My experience working in the resturant industry

Angie Twombly, Editor-in-Chief

I started working in a restaurant at the ripe age of 14. After only six months at a local fast-food place, I took a hosting position for a huge restaurant franchise.

This goes without saying, but I love my job, and I have it better than many people (at least from the stories I have heard on TikTok), but this does not mean there are no stories to tell.

Starting a job so young comes with a lot of disadvantages, mostly not being able to work certain hours. This caused a lot of my co-workers to look at me differently because I worked shorter shifts and from my understanding, they saw me as “not being able to do as much.”

Let me make this clear, I am a hard worker, always have been, and I take it very personally when I am looked down upon.

There came a point where I had a coworker shove me out of the way and preceded to boss me around as if she were not capable of doing anything herself.

I mean be real.

Aside from small instances, most of my coworkers have become some of my favorite people.

Some people, however, are not my favorite, and those are food delivery workers (UberEATS, Door dash, Grub hub).

The first bad experience I had with one was on a Friday night, one of the busiest nights of the week.

The worker came in and was told that it would take about ten minutes for his order to be ready. When this food was not ready, he became upset and began yelling at me for “not doing my job right,” and “making him wait so long.”

Then he screamed at me as he kicked the door open with the food in his hand.

In another instance, a delivery person told me I should be back in the kitchen helping so I could get her food out faster. When I told her how I was unable to do so, she called me a derogatory word and then walked off.

Food delivery, among other things, is not the only thing I have had to experience.

Being a restaurant, we also have a “take-out” option which in some ways is similar to food delivery except the customer comes in themselves.

They can choose to either call in the order, or place it online but either way, it means face-to-face interaction.

When taking phone orders many people either do not speak loud enough or don’t remember what they ordered by the time they get here.

In one case I had a woman call in an order, and as I always do, I read the order back multiple times. By the time they picked up their order, it was completely “wrong.”

Admittedly mistakes do happen, but not on a whole order, I am not that dumb.

My favorite takeout order experience is when a woman called complaining because a 25-cent sauce was missing from her order, and she wanted a refund. After putting her on hold with a manager and explaining to her that we cannot refund such a small amount she started complaining about more things that made no sense with her order.

Some people just go gold digging sometimes, and I really could not explain how many times this has happened.

It is just unbelievable.

Since I am a host, my main duty is to bring customers to a table and supply them with menus. As a bigger company, we do use iPads, and applications such as “Spot On,” to organize our tables, our waitlist, and our reservations.

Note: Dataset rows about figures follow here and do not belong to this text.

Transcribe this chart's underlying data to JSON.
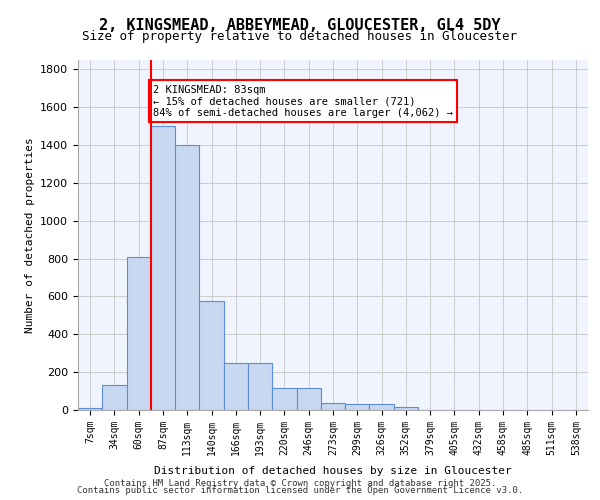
{
  "title_line1": "2, KINGSMEAD, ABBEYMEAD, GLOUCESTER, GL4 5DY",
  "title_line2": "Size of property relative to detached houses in Gloucester",
  "xlabel": "Distribution of detached houses by size in Gloucester",
  "ylabel": "Number of detached properties",
  "categories": [
    "7sqm",
    "34sqm",
    "60sqm",
    "87sqm",
    "113sqm",
    "140sqm",
    "166sqm",
    "193sqm",
    "220sqm",
    "246sqm",
    "273sqm",
    "299sqm",
    "326sqm",
    "352sqm",
    "379sqm",
    "405sqm",
    "432sqm",
    "458sqm",
    "485sqm",
    "511sqm",
    "538sqm"
  ],
  "values": [
    10,
    130,
    810,
    1500,
    1400,
    575,
    250,
    250,
    115,
    115,
    35,
    30,
    30,
    15,
    0,
    0,
    0,
    0,
    0,
    0,
    0
  ],
  "bar_color": "#c8d8f0",
  "bar_edge_color": "#5b8dd9",
  "grid_color": "#cccccc",
  "background_color": "#f0f4ff",
  "vline_x": 2,
  "vline_color": "red",
  "annotation_text": "2 KINGSMEAD: 83sqm\n← 15% of detached houses are smaller (721)\n84% of semi-detached houses are larger (4,062) →",
  "annotation_box_color": "red",
  "ylim": [
    0,
    1850
  ],
  "yticks": [
    0,
    200,
    400,
    600,
    800,
    1000,
    1200,
    1400,
    1600,
    1800
  ],
  "footer_line1": "Contains HM Land Registry data © Crown copyright and database right 2025.",
  "footer_line2": "Contains public sector information licensed under the Open Government Licence v3.0."
}
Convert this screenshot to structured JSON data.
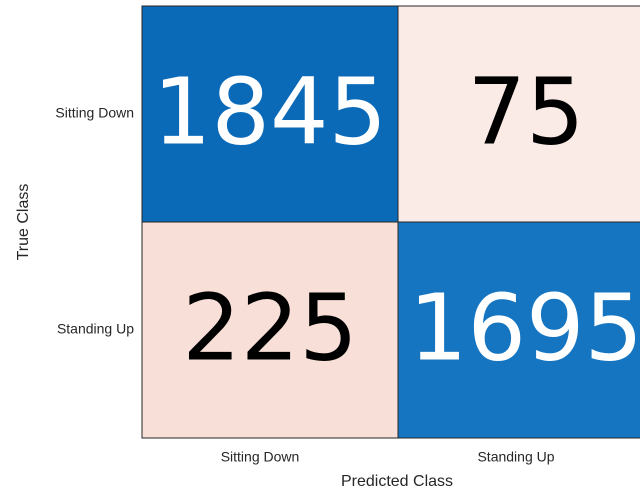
{
  "chart_data": {
    "type": "heatmap",
    "x_categories": [
      "Sitting Down",
      "Standing Up"
    ],
    "y_categories": [
      "Sitting Down",
      "Standing Up"
    ],
    "values": [
      [
        1845,
        75
      ],
      [
        225,
        1695
      ]
    ],
    "colors": [
      [
        "#0a6ab8",
        "#fbebe7"
      ],
      [
        "#f8e0d8",
        "#1575c0"
      ]
    ],
    "text_colors": [
      [
        "#ffffff",
        "#000000"
      ],
      [
        "#000000",
        "#ffffff"
      ]
    ],
    "xlabel": "Predicted Class",
    "ylabel": "True Class"
  }
}
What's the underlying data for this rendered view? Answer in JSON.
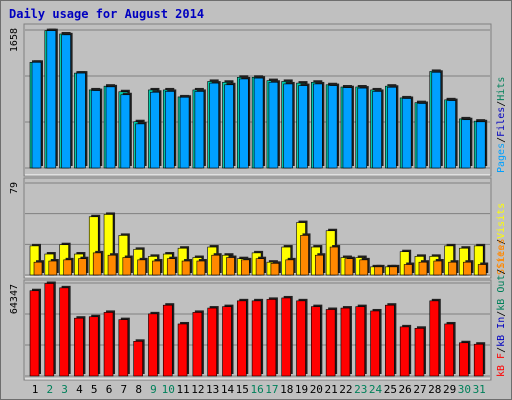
{
  "title": "Daily usage for August 2014",
  "chart_data": [
    {
      "type": "bar",
      "categories": [
        "1",
        "2",
        "3",
        "4",
        "5",
        "6",
        "7",
        "8",
        "9",
        "10",
        "11",
        "12",
        "13",
        "14",
        "15",
        "16",
        "17",
        "18",
        "19",
        "20",
        "21",
        "22",
        "23",
        "24",
        "25",
        "26",
        "27",
        "28",
        "29",
        "30",
        "31"
      ],
      "weekend_categories": [
        "2",
        "3",
        "9",
        "10",
        "16",
        "17",
        "23",
        "24",
        "30",
        "31"
      ],
      "ylabel_max": "1658",
      "ylim": [
        0,
        1658
      ],
      "legend": [
        "Pages",
        "/",
        "Files",
        "/",
        "Hits"
      ],
      "series": [
        {
          "name": "Hits",
          "color": "#00ccaa",
          "values": [
            1270,
            1650,
            1610,
            1140,
            938,
            983,
            916,
            556,
            938,
            938,
            854,
            938,
            1040,
            1030,
            1090,
            1090,
            1050,
            1040,
            1020,
            1030,
            1000,
            973,
            973,
            938,
            983,
            842,
            785,
            1160,
            819,
            590,
            563
          ]
        },
        {
          "name": "Files",
          "color": "#00a0ff",
          "values": [
            1270,
            1650,
            1600,
            1140,
            930,
            975,
            880,
            530,
            910,
            920,
            850,
            920,
            1020,
            1000,
            1070,
            1080,
            1030,
            1010,
            990,
            1010,
            990,
            965,
            960,
            920,
            970,
            835,
            775,
            1150,
            810,
            580,
            555
          ]
        }
      ]
    },
    {
      "type": "bar",
      "categories": [
        "1",
        "2",
        "3",
        "4",
        "5",
        "6",
        "7",
        "8",
        "9",
        "10",
        "11",
        "12",
        "13",
        "14",
        "15",
        "16",
        "17",
        "18",
        "19",
        "20",
        "21",
        "22",
        "23",
        "24",
        "25",
        "26",
        "27",
        "28",
        "29",
        "30",
        "31"
      ],
      "ylabel_max": "79",
      "ylim": [
        0,
        79
      ],
      "legend": [
        "Sites",
        "/",
        "Visits"
      ],
      "series": [
        {
          "name": "Visits",
          "color": "#ffff00",
          "values": [
            25,
            18,
            26,
            18,
            50,
            52,
            34,
            22,
            16,
            18,
            23,
            15,
            24,
            17,
            14,
            19,
            11,
            24,
            45,
            24,
            38,
            15,
            15,
            7,
            7,
            20,
            16,
            16,
            25,
            23,
            25
          ]
        },
        {
          "name": "Sites",
          "color": "#ff8800",
          "values": [
            11,
            12,
            13,
            14,
            19,
            17,
            15,
            13,
            12,
            14,
            12,
            12,
            17,
            15,
            13,
            14,
            10,
            13,
            34,
            17,
            24,
            14,
            13,
            7,
            7,
            9,
            11,
            12,
            11,
            11,
            9
          ]
        }
      ]
    },
    {
      "type": "bar",
      "categories": [
        "1",
        "2",
        "3",
        "4",
        "5",
        "6",
        "7",
        "8",
        "9",
        "10",
        "11",
        "12",
        "13",
        "14",
        "15",
        "16",
        "17",
        "18",
        "19",
        "20",
        "21",
        "22",
        "23",
        "24",
        "25",
        "26",
        "27",
        "28",
        "29",
        "30",
        "31"
      ],
      "ylabel_max": "64347",
      "ylim": [
        0,
        64347
      ],
      "legend": [
        "kB F",
        "/",
        "kB In",
        "/",
        "kB Out",
        "/",
        "Sites"
      ],
      "series": [
        {
          "name": "kB F",
          "color": "#ff0000",
          "values": [
            59000,
            64000,
            61000,
            40000,
            41000,
            44000,
            39000,
            24000,
            43000,
            49000,
            36000,
            44000,
            47000,
            48000,
            52000,
            52000,
            53000,
            54000,
            52000,
            48000,
            46000,
            47000,
            48000,
            45000,
            49000,
            34000,
            33000,
            52000,
            36000,
            23000,
            22000
          ]
        }
      ]
    }
  ]
}
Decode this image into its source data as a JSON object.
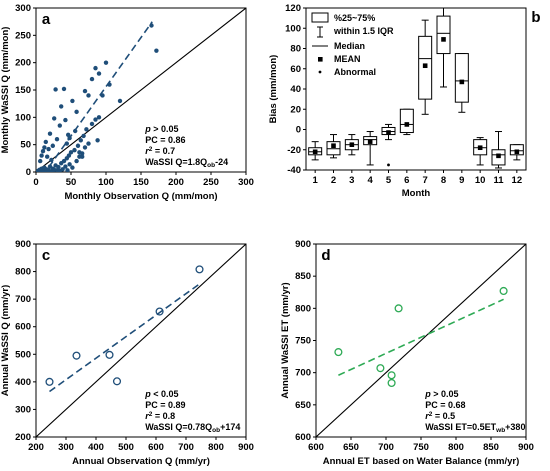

Customers tend to get aggravated often when we explain why there are no available tables, or they get upset when we tell them there will be a wait.

Luckily, our system sends out text message reminders when tables are ready but that does not make anyone less impatient.

People tend to forget about the table or ignore the text message, so when we give away their table, they walk in screaming at us for not trying to find them or not instantly giving them a table. Now we do give a 15-minute waiting period past the time we send the reminder for them to show up, so given it is our job to do so, we try to be as reasonable as possible.

Often time managers must step in because customers do not understand how restaurant service works. Especially with reservations, you often hear “Well those tables are empty,” and “Why can’t you just move them?”

There are also often people who will lie about their party size, simply not include their very alive child, or add people to a table at the last minute. This makes my job as a host very irritating because servers tend to get very upset when they have to deal with things or people that are unexpected. This also means having to move every other table around because “the customer is always right.”

There are also particularly good days at my job as well. With so many people coming in I can meet people from around the world, see new styles, make conversation, and am often complimented a lot (like I need that ego boost).

Working in customer service has made me confident in talking to people, dressing out more often, and improving my social skills.

I even recently expanded my horizons and began working as a server assistant/ table busser, which means big tips, and learning to work at a faster pace which could help me in the future with other jobs.

Even through these bad experiences, I wouldn’t give up my job for anything, and at the end of the day, they make really good stories.